INTRODUCTİON
The incidence of renal cell cancer (RCC) is increasing worldwide. With
the increasing use of imaging methods such as ultrasonography (USG) and
computed tomography (CT), more than 60% of RCC can often be detected in
the early stages when patients are asymptomatic. Nowadays, the incidence
of RCC varies more than 10 times worldwide, and is higher in Western
countries than in Asian countries.1 The fact that more
than 60% of the cases are seen in developed countries supports this
notion.2 RCC is the third most common urological
cancer. Most of the cases are detected between the ages of 60-70.3 RCC is more common in men than women (3:2). Only
10% of RCC patients present with characteristic clinical symptoms
consisting of hematuria, palpable abdominal mass, and back or flank
pain. Despite the increase in early diagnosis, metastatic RCC is
detected in imaging methods in 20-30% of patients.2Smoking, obesity, hypertension and/or medications have been implicated
as risk factors, but the etiology of RCC is still unclear.4 RCC is divided into different histological types.
The most common types are clear cell (70-90%), papillary (10-15%), and
chromophobe (3-5%) RCCs. Tumor type is known to have prognostic
significance.5 The tumor-node-metastasis (TNM) system
is used in RCC staging and only curative treatment for localized RCC is
surgery. Partial nephrectomy is the first choice for T1 tumors, while
radical nephrectomy is the first choice for T2-4
tumors.6
A viral SARS-CoV-2 (COVID-19) strain emerged in the Wuhan region of
China in late 2019, initiating a global pandemic that affected millions
of people worldwide and caused a high number of
deaths.7 Healthcare professionals were deployed to
combat the pandemic, and intensive care units and other units were used
to treat COVID-19 patients.

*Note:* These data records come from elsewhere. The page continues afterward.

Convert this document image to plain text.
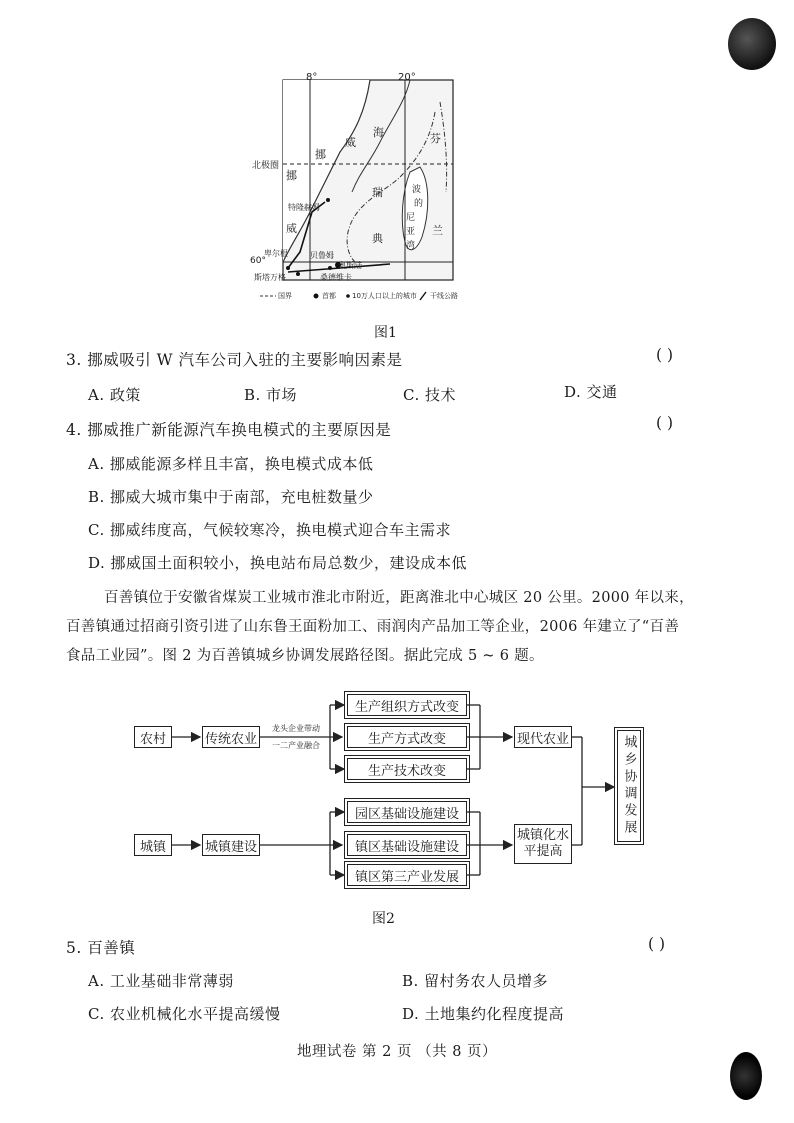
8°	20°
北极圈
60°
挪
威
海
瑞
典
挪
威
芬
兰
波
的
尼
亚
湾
特隆赫姆
卑尔根
斯塔万格
贝鲁姆
奥斯陆
桑德维卡
国界	首都 10万人口以上的城市 干线公路
图1
3. 挪威吸引 W 汽车公司入驻的主要影响因素是	( )
A. 政策	B. 市场	C. 技术	D. 交通
4. 挪威推广新能源汽车换电模式的主要原因是	( )
A. 挪威能源多样且丰富，换电模式成本低
B. 挪威大城市集中于南部，充电桩数量少
C. 挪威纬度高，气候较寒冷，换电模式迎合车主需求
D. 挪威国土面积较小，换电站布局总数少，建设成本低
百善镇位于安徽省煤炭工业城市淮北市附近，距离淮北中心城区 20 公里。2000 年以来，
百善镇通过招商引资引进了山东鲁王面粉加工、雨润肉产品加工等企业，2006 年建立了“百善
食品工业园”。图 2 为百善镇城乡协调发展路径图。据此完成 5 ~ 6 题。
农村	传统农业
龙头企业带动
一二产业融合
生产组织方式改变
生产方式改变
生产技术改变
现代农业
城镇	城镇建设
园区基础设施建设
镇区基础设施建设
镇区第三产业发展
城镇化水
平提高
城乡协调发展
图2
5. 百善镇	( )
A. 工业基础非常薄弱	B. 留村务农人员增多
C. 农业机械化水平提高缓慢	D. 土地集约化程度提高
地理试卷 第 2 页 （共 8 页）
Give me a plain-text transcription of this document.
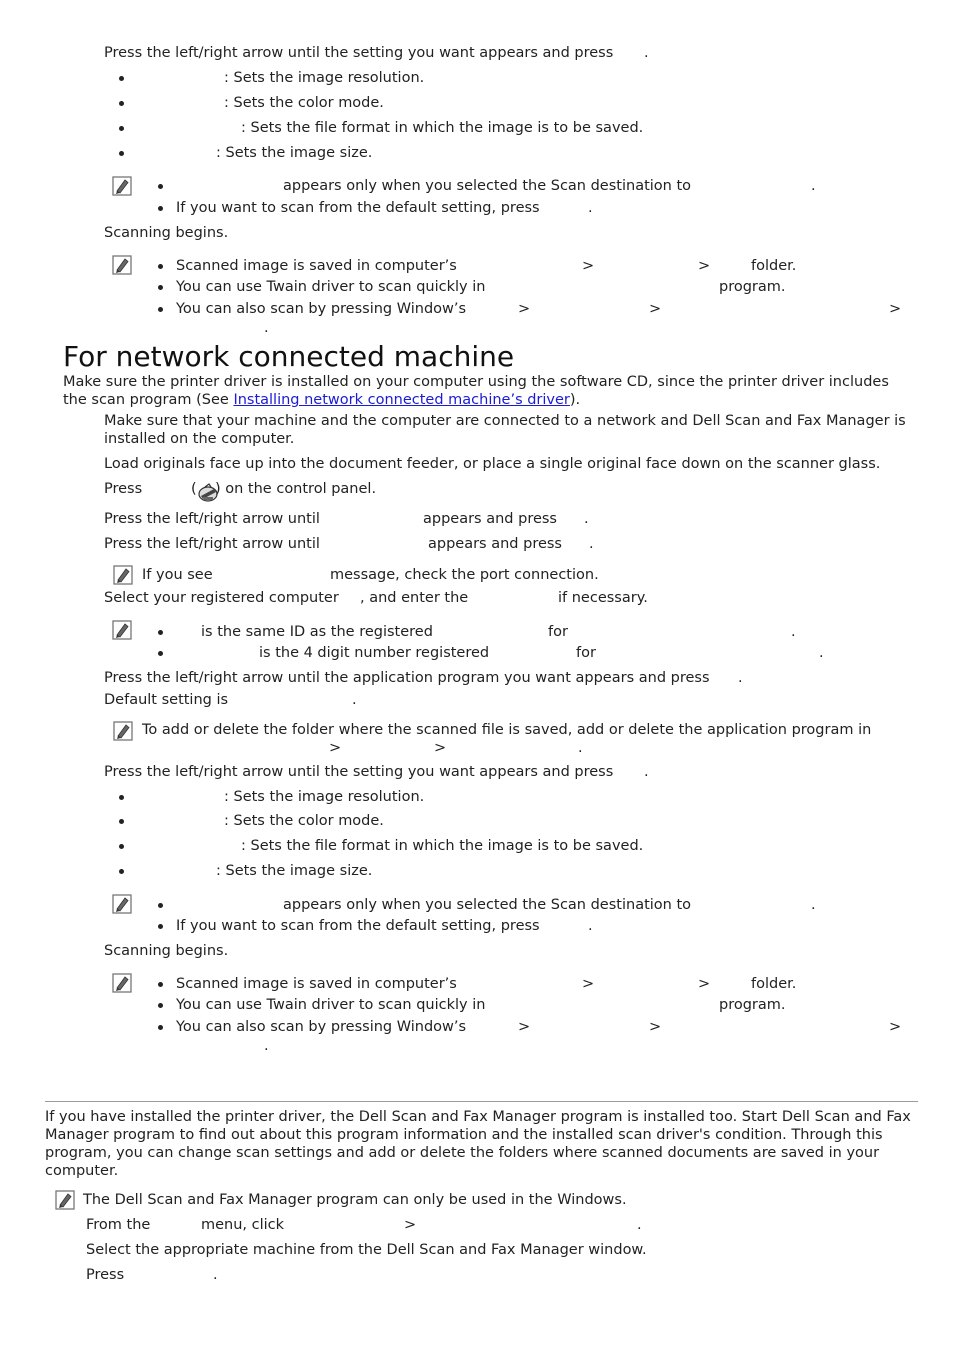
Press the left/right arrow until the setting you want appears and press .
: Sets the image resolution.
: Sets the color mode.
: Sets the file format in which the image is to be saved.
: Sets the image size.
appears only when you selected the Scan destination to	.
If you want to scan from the default setting, press	.
Scanning begins.
Scanned image is saved in computer’s	>	>	folder.
You can use Twain driver to scan quickly in	program.
You can also scan by pressing Window’s	>	>	>
.
For network connected machine
Make sure the printer driver is installed on your computer using the software CD, since the printer driver includes the scan program (See Installing network connected machine’s driver).
Make sure that your machine and the computer are connected to a network and Dell Scan and Fax Manager is installed on the computer.
Load originals face up into the document feeder, or place a single original face down on the scanner glass.
Press	( ) on the control panel.
Press the left/right arrow until	appears and press .
Press the left/right arrow until	appears and press .
If you see	message, check the port connection.
Select your registered computer , and enter the	if necessary.
is the same ID as the registered	for	.
is the 4 digit number registered	for	.
Press the left/right arrow until the application program you want appears and press .
Default setting is	.
To add or delete the folder where the scanned file is saved, add or delete the application program in
>	>	.
Press the left/right arrow until the setting you want appears and press .
: Sets the image resolution.
: Sets the color mode.
: Sets the file format in which the image is to be saved.
: Sets the image size.
appears only when you selected the Scan destination to	.
If you want to scan from the default setting, press	.
Scanning begins.
Scanned image is saved in computer’s	>	>	folder.
You can use Twain driver to scan quickly in	program.
You can also scan by pressing Window’s	>	>	>
.
If you have installed the printer driver, the Dell Scan and Fax Manager program is installed too. Start Dell Scan and Fax Manager program to find out about this program information and the installed scan driver's condition. Through this program, you can change scan settings and add or delete the folders where scanned documents are saved in your computer.
The Dell Scan and Fax Manager program can only be used in the Windows.
From the	menu, click	>	.
Select the appropriate machine from the Dell Scan and Fax Manager window.
Press	.
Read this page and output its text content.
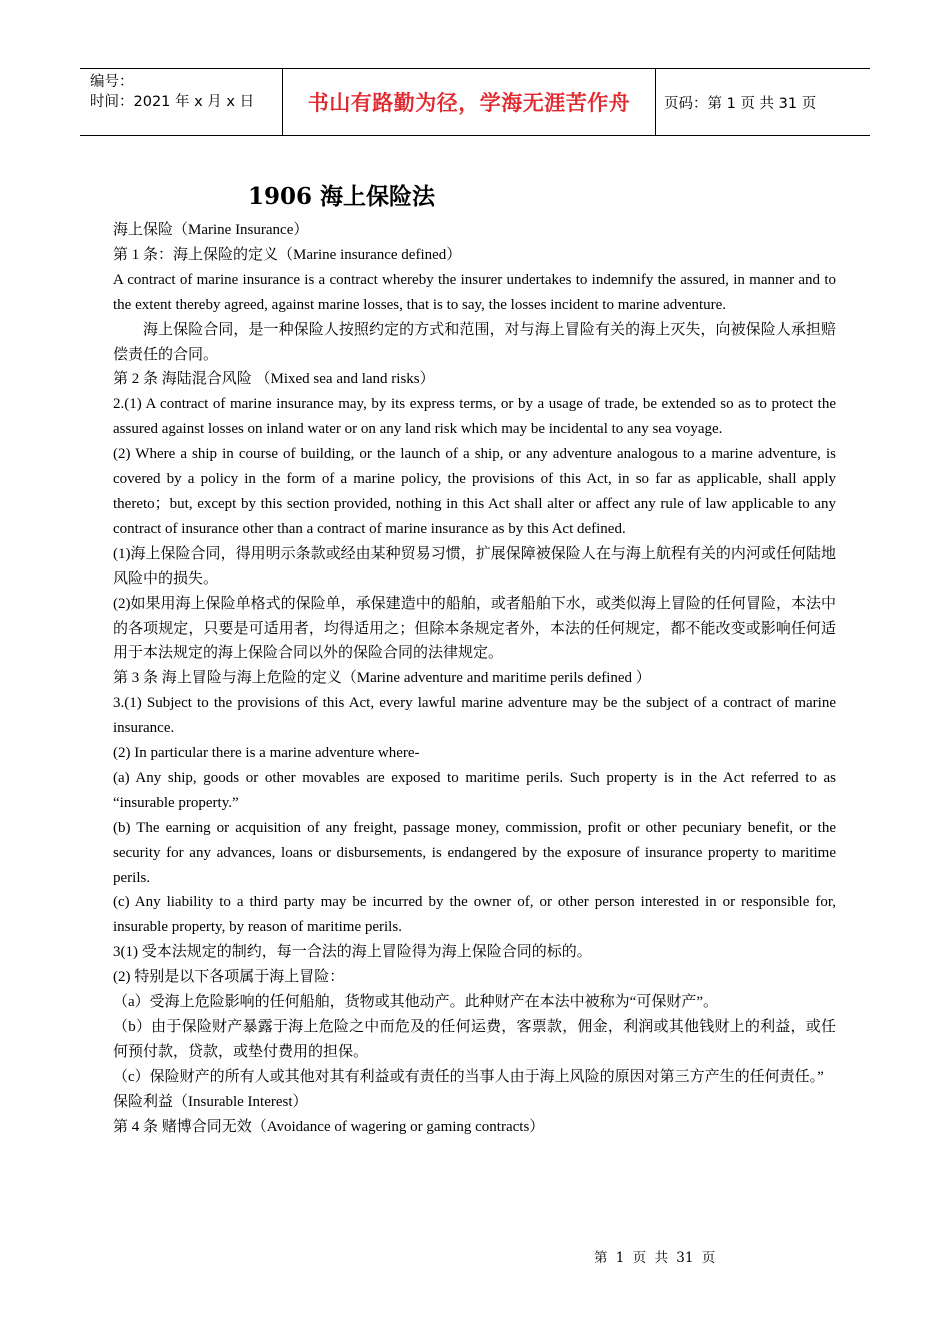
编号：
时间：2021 年 x 月 x 日	书山有路勤为径，学海无涯苦作舟 页码：第 1 页 共 31 页
1906 海上保险法

海上保险（Marine Insurance）

第 1 条：海上保险的定义（Marine insurance defined）

A contract of marine insurance is a contract whereby the insurer undertakes to indemnify the assured, in manner and to the extent thereby agreed, against marine losses, that is to say, the losses incident to marine adventure.

海上保险合同，是一种保险人按照约定的方式和范围，对与海上冒险有关的海上灭失，向被保险人承担赔偿责任的合同。

第 2 条 海陆混合风险 （Mixed sea and land risks）

2.(1) A contract of marine insurance may, by its express terms, or by a usage of trade, be extended so as to protect the assured against losses on inland water or on any land risk which may be incidental to any sea voyage.

(2) Where a ship in course of building, or the launch of a ship, or any adventure analogous to a marine adventure, is covered by a policy in the form of a marine policy, the provisions of this Act, in so far as applicable, shall apply thereto；but, except by this section provided, nothing in this Act shall alter or affect any rule of law applicable to any contract of insurance other than a contract of marine insurance as by this Act defined.

(1)海上保险合同，得用明示条款或经由某种贸易习惯，扩展保障被保险人在与海上航程有关的内河或任何陆地风险中的损失。

(2)如果用海上保险单格式的保险单，承保建造中的船舶，或者船舶下水，或类似海上冒险的任何冒险，本法中的各项规定，只要是可适用者，均得适用之；但除本条规定者外，本法的任何规定，都不能改变或影响任何适用于本法规定的海上保险合同以外的保险合同的法律规定。

第 3 条 海上冒险与海上危险的定义（Marine adventure and maritime perils defined ）

3.(1) Subject to the provisions of this Act, every lawful marine adventure may be the subject of a contract of marine insurance.

(2) In particular there is a marine adventure where-

(a) Any ship, goods or other movables are exposed to maritime perils. Such property is in the Act referred to as “insurable property.”

(b) The earning or acquisition of any freight, passage money, commission, profit or other pecuniary benefit, or the security for any advances, loans or disbursements, is endangered by the exposure of insurance property to maritime perils.

(c) Any liability to a third party may be incurred by the owner of, or other person interested in or responsible for, insurable property, by reason of maritime perils.

3(1) 受本法规定的制约，每一合法的海上冒险得为海上保险合同的标的。

(2) 特别是以下各项属于海上冒险：

（a）受海上危险影响的任何船舶，货物或其他动产。此种财产在本法中被称为“可保财产”。

（b）由于保险财产暴露于海上危险之中而危及的任何运费，客票款，佣金，利润或其他钱财上的利益，或任何预付款，贷款，或垫付费用的担保。

（c）保险财产的所有人或其他对其有利益或有责任的当事人由于海上风险的原因对第三方产生的任何责任。”

保险利益（Insurable Interest）

第 4 条 赌博合同无效（Avoidance of wagering or gaming contracts）

第 1 页 共 31 页
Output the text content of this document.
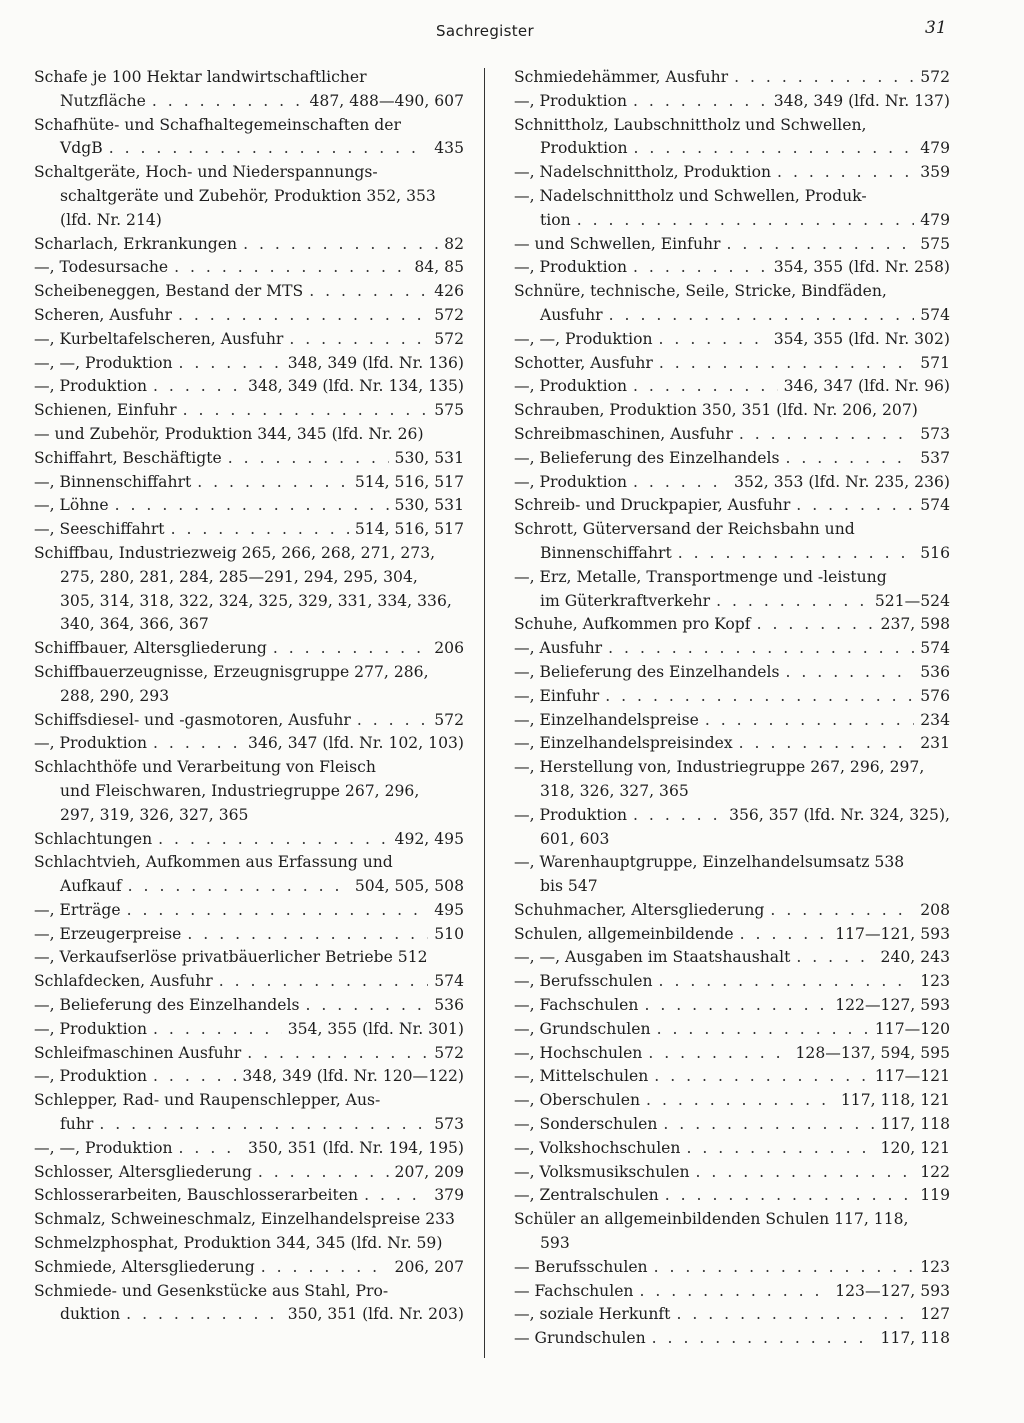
Sachregister	31
Schafe je 100 Hektar landwirtschaftlicher
Nutzfläche . . .	487, 488—490, 607
Schafhüte- und Schafhaltegemeinschaften der
VdgB . . .	435
Schaltgeräte, Hoch- und Niederspannungs-
schaltgeräte und Zubehör, Produktion 352, 353
(lfd. Nr. 214)
Scharlach, Erkrankungen . . .	82
—, Todesursache . . .	84, 85
Scheibeneggen, Bestand der MTS . . .	426
Scheren, Ausfuhr . . .	572
—, Kurbeltafelscheren, Ausfuhr . . .	572
—, —, Produktion . . .	348, 349 (lfd. Nr. 136)
—, Produktion . . .	348, 349 (lfd. Nr. 134, 135)
Schienen, Einfuhr . . .	575
— und Zubehör, Produktion 344, 345 (lfd. Nr. 26)
Schiffahrt, Beschäftigte . . .	530, 531
—, Binnenschiffahrt . . .	514, 516, 517
—, Löhne . . .	530, 531
—, Seeschiffahrt . . .	514, 516, 517
Schiffbau, Industriezweig 265, 266, 268, 271, 273,
275, 280, 281, 284, 285—291, 294, 295, 304,
305, 314, 318, 322, 324, 325, 329, 331, 334, 336,
340, 364, 366, 367
Schiffbauer, Altersgliederung . . .	206
Schiffbauerzeugnisse, Erzeugnisgruppe 277, 286,
288, 290, 293
Schiffsdiesel- und -gasmotoren, Ausfuhr . . .	572
—, Produktion . . .	346, 347 (lfd. Nr. 102, 103)
Schlachthöfe und Verarbeitung von Fleisch
und Fleischwaren, Industriegruppe 267, 296,
297, 319, 326, 327, 365
Schlachtungen . . .	492, 495
Schlachtvieh, Aufkommen aus Erfassung und
Aufkauf . . .	504, 505, 508
—, Erträge . . .	495
—, Erzeugerpreise . . .	510
—, Verkaufserlöse privatbäuerlicher Betriebe 512
Schlafdecken, Ausfuhr . . .	574
—, Belieferung des Einzelhandels . . .	536
—, Produktion . . .	354, 355 (lfd. Nr. 301)
Schleifmaschinen Ausfuhr . . .	572
—, Produktion . . .	348, 349 (lfd. Nr. 120—122)
Schlepper, Rad- und Raupenschlepper, Aus-
fuhr . . .	573
—, —, Produktion . . .	350, 351 (lfd. Nr. 194, 195)
Schlosser, Altersgliederung . . .	207, 209
Schlosserarbeiten, Bauschlosserarbeiten . . .	379
Schmalz, Schweineschmalz, Einzelhandelspreise 233
Schmelzphosphat, Produktion 344, 345 (lfd. Nr. 59)
Schmiede, Altersgliederung . . .	206, 207
Schmiede- und Gesenkstücke aus Stahl, Pro-
duktion . . .	350, 351 (lfd. Nr. 203)
Schmiedehämmer, Ausfuhr . . .	572
—, Produktion . . .	348, 349 (lfd. Nr. 137)
Schnittholz, Laubschnittholz und Schwellen,
Produktion . . .	479
—, Nadelschnittholz, Produktion . . .	359
—, Nadelschnittholz und Schwellen, Produk-
tion . . .	479
— und Schwellen, Einfuhr . . .	575
—, Produktion . . .	354, 355 (lfd. Nr. 258)
Schnüre, technische, Seile, Stricke, Bindfäden,
Ausfuhr . . .	574
—, —, Produktion . . .	354, 355 (lfd. Nr. 302)
Schotter, Ausfuhr . . .	571
—, Produktion . . .	346, 347 (lfd. Nr. 96)
Schrauben, Produktion 350, 351 (lfd. Nr. 206, 207)
Schreibmaschinen, Ausfuhr . . .	573
—, Belieferung des Einzelhandels . . .	537
—, Produktion . . .	352, 353 (lfd. Nr. 235, 236)
Schreib- und Druckpapier, Ausfuhr . . .	574
Schrott, Güterversand der Reichsbahn und
Binnenschiffahrt . . .	516
—, Erz, Metalle, Transportmenge und -leistung
im Güterkraftverkehr . . .	521—524
Schuhe, Aufkommen pro Kopf . . .	237, 598
—, Ausfuhr . . .	574
—, Belieferung des Einzelhandels . . .	536
—, Einfuhr . . .	576
—, Einzelhandelspreise . . .	234
—, Einzelhandelspreisindex . . .	231
—, Herstellung von, Industriegruppe 267, 296, 297,
318, 326, 327, 365
—, Produktion . . .	356, 357 (lfd. Nr. 324, 325),
601, 603
—, Warenhauptgruppe, Einzelhandelsumsatz 538
bis 547
Schuhmacher, Altersgliederung . . .	208
Schulen, allgemeinbildende . . .	117—121, 593
—, —, Ausgaben im Staatshaushalt . . .	240, 243
—, Berufsschulen . . .	123
—, Fachschulen . . .	122—127, 593
—, Grundschulen . . .	117—120
—, Hochschulen . . .	128—137, 594, 595
—, Mittelschulen . . .	117—121
—, Oberschulen . . .	117, 118, 121
—, Sonderschulen . . .	117, 118
—, Volkshochschulen . . .	120, 121
—, Volksmusikschulen . . .	122
—, Zentralschulen . . .	119
Schüler an allgemeinbildenden Schulen 117, 118,
593
— Berufsschulen . . .	123
— Fachschulen . . .	123—127, 593
—, soziale Herkunft . . .	127
— Grundschulen . . .	117, 118
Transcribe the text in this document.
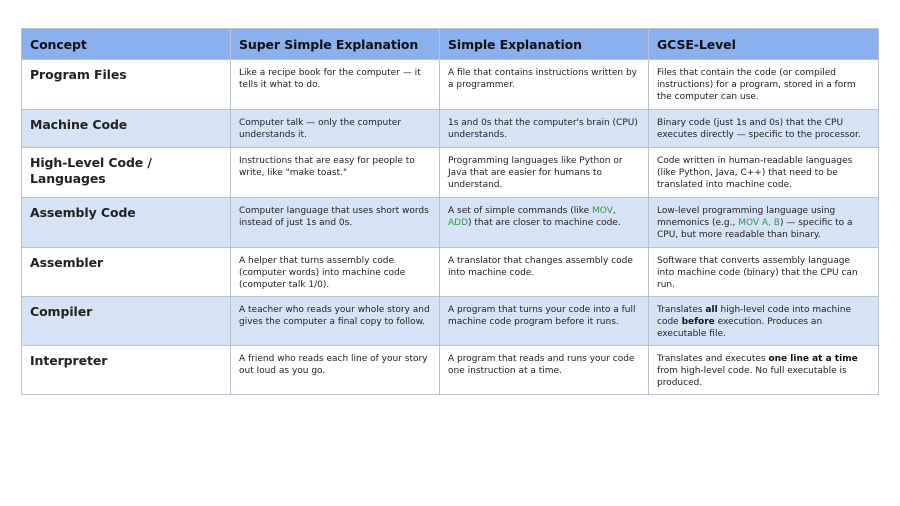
Concept	Super Simple Explanation	Simple Explanation	GCSE-Level
Program Files	Like a recipe book for the computer — it tells it what to do.	A file that contains instructions written by a programmer.	Files that contain the code (or compiled instructions) for a program, stored in a form the computer can use.
Machine Code	Computer talk — only the computer understands it.	1s and 0s that the computer's brain (CPU) understands.	Binary code (just 1s and 0s) that the CPU executes directly — specific to the processor.
High-Level Code / Languages	Instructions that are easy for people to write, like "make toast."	Programming languages like Python or Java that are easier for humans to understand.	Code written in human-readable languages (like Python, Java, C++) that need to be translated into machine code.
Assembly Code	Computer language that uses short words instead of just 1s and 0s.	A set of simple commands (like MOV, ADD) that are closer to machine code.	Low-level programming language using mnemonics (e.g., MOV A, B) — specific to a CPU, but more readable than binary.
Assembler	A helper that turns assembly code (computer words) into machine code (computer talk 1/0).	A translator that changes assembly code into machine code.	Software that converts assembly language into machine code (binary) that the CPU can run.
Compiler	A teacher who reads your whole story and gives the computer a final copy to follow.	A program that turns your code into a full machine code program before it runs.	Translates all high-level code into machine code before execution. Produces an executable file.
Interpreter	A friend who reads each line of your story out loud as you go.	A program that reads and runs your code one instruction at a time.	Translates and executes one line at a time from high-level code. No full executable is produced.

Rapid working group has been formed by the
European Association of Urology (EAU) to develop adaptive guidelines for
dealing with various situations and priorities following the COVID-19
outbreak. Within the scope of the COVID-19 pandemic, urological diseases
were divided into 4 priority levels: low priority (can be delayed for 6
months), medium priority (can be delayed for 3-4 months), high priority
(can’t be delayed for more than 6 weeks), and emergency (can’t be
delayed for more than 24 hours).8
In terms of RCC treatment, for Bosnian type III and IV cysts as well as
T1 tumors it was recommended to postpone under monitoring and for T2
tumors to postpone and keep under close observation. It was suggested
that surgery should be performed primarily for T3-T4 tumors. For
metastatic RCC, it was recommended to evaluate for surgery, follow-up,
or chemotherapy, depending on the patient’s
condition.9
In this study, we aimed to investigate whether there was a difference in
the number of RCC operations, pathologies, and surgical preferences in 9
different centers in Turkey between 1-year periods before and during the
COVID-19 pandemic. We also aimed to examine how the COVID-19 pandemic
affected the diagnosis and treatment of RCC.